Carlos admitiu ao Observador que sentiu “aquele nervosinho” antes de subir ao palco esta quarta-feira. Ao olhar para os colegas, percebeu que não era o único. “Vi que estávamos todos com aquele bichinho, como se estivéssemos a subir ao palco pela primeira vez.” Os Excesso lembram-se perfeitamente desse concerto, há mais de 25 anos, na discoteca Dock’s, em Alcântara. “Foi uma apresentação para uma revista que já não existe, a Ragazza. Era uma revista de teens, como a Bravo ou a Super Pop”, explicou Gonzo. “O nosso manager chamou as revistas todas para nos irem ver. Cantámos duas canções, ‘Eu Sou Aquele’ e ‘Não Sei Viver Sem Ti’. Foi a primeira vez que subimos ao palco.”

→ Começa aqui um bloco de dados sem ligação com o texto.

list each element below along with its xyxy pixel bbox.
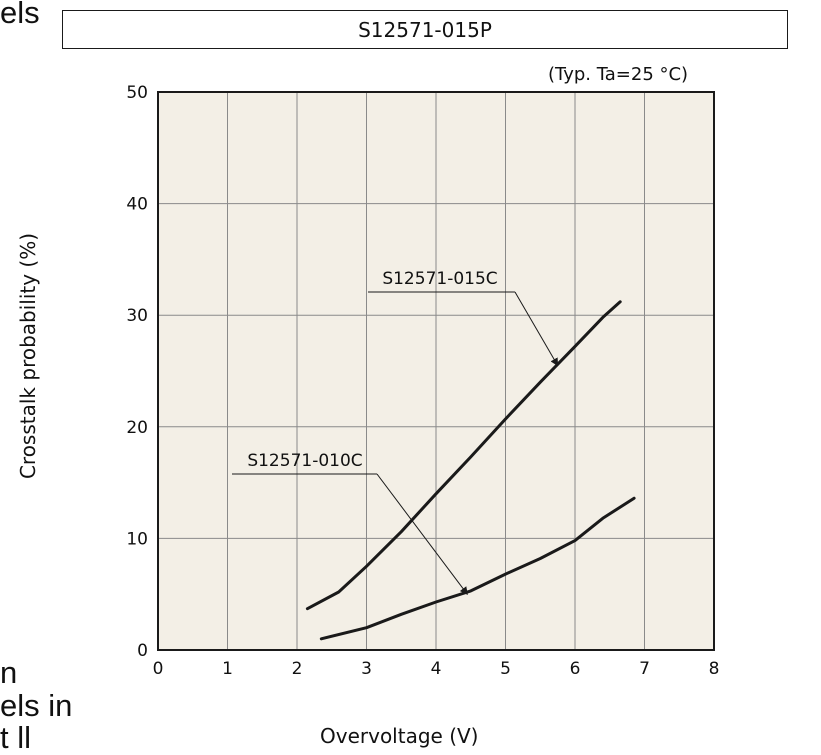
cropped-text-bottom-2: els in xyxy=(0,688,73,723)
x-tick-label: 6 xyxy=(570,659,581,679)
x-tick-label: 3 xyxy=(361,659,372,679)
y-axis-label: Crosstalk probability (%) xyxy=(16,232,40,480)
x-tick-label: 4 xyxy=(431,659,442,679)
annotation-leader-arrow xyxy=(514,291,559,367)
x-tick-label: 2 xyxy=(292,659,303,679)
y-tick-label: 40 xyxy=(126,195,148,215)
x-tick-label: 7 xyxy=(639,659,650,679)
x-tick-label: 0 xyxy=(153,659,164,679)
product-name-label: S12571-015P xyxy=(358,17,492,42)
product-name-box: S12571-015P xyxy=(62,10,788,49)
annotation-leader-arrow xyxy=(376,473,468,595)
x-tick-label: 8 xyxy=(709,659,720,679)
y-tick-label: 0 xyxy=(137,641,148,661)
x-tick-label: 5 xyxy=(500,659,511,679)
y-tick-label: 20 xyxy=(126,418,148,438)
cropped-text-bottom-1: n xyxy=(0,655,18,690)
cropped-text-bottom-3: t ll xyxy=(0,720,31,755)
y-tick-label: 10 xyxy=(126,529,148,549)
condition-note: (Typ. Ta=25 °C) xyxy=(548,64,689,85)
cropped-text-top: els xyxy=(0,0,40,30)
x-tick-label: 1 xyxy=(222,659,233,679)
y-tick-label: 30 xyxy=(126,306,148,326)
annotation-label-s12571-015c: S12571-015C xyxy=(382,269,497,289)
plot-frame xyxy=(157,91,715,651)
series-line-s12571-015c xyxy=(305,300,622,611)
y-tick-label: 50 xyxy=(126,83,148,103)
series-line-s12571-010c xyxy=(319,496,636,641)
annotation-label-s12571-010c: S12571-010C xyxy=(247,451,362,471)
x-axis-label: Overvoltage (V) xyxy=(320,724,479,748)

Essa primeira vez foi a etapa inicial de uma trajetória de sucesso. “Foi o primeiro dia em que pisámos o palco juntos ao fim de 25 anos. Há um lado emotivo”, disse Melão, que admitiu estar “muito feliz, muito satisfeito e cheio de vontade” de voltar aos concertos. “Não há nada melhor do que nos estarmos a divertir e ter o público a divertir-se connosco. Não há dinheiro nenhum que pague isso. Não há emoção nenhuma superior a isto que sentimos quando estamos os cinco juntos, em cima do palco, a divertimo-nos. A magia é tão grande que parece que só existe aquele momento. O que senti [esta quarta-feira] foi que não queria que acabasse tão depressa. O motor nem chegou a aquecer. Quero mais. Sinto necessidade de mais. Desejo mais. Então quero dar isso ao público e receber essa vibe do público. Está a ser verdadeiramente uma loucura em excesso”, concluiu.
Apesar da “fome de palco”, os Excesso parecem estar decididos a não continuar com o projeto. Os dois concertos agendados são a despedida que não chegaram a fazer e que sentem que devem aos fãs. “A nossa intenção é fazer um ponto final. É fazer o que realmente faz sentido”, esclareceu Gonzo. “Vamos ter prazer em construir isto tudo, mas é um ponto final. É aquele final que nunca fizemos e que as pessoas que gostavam de nós queriam que tivéssemos feito na altura. Vamos fazê-lo este ano.”
É um processo emotivo. Melão garante que vai chorar antes, durante e depois do concerto em Lisboa. “Quem estiver lá a vender lenços, vai safar-se, porque vou fartar-me de chorar”, disse. “Hoje vi a mãe do João e desatei a chorar. Emocionei-me. É tão forte, tão intenso…” “Se tentarmos explicar o que foram os anos como Excesso, na estrada, e o excesso de emoções que vivemos, ninguém vai perceber”, acrescentou Gonzo. “Só nós é que percebemos, o que passámos, o que vivemos na altura. Aquilo que vivemos foi muito forte. E estamos a vivê-lo agora. E não é fácil.”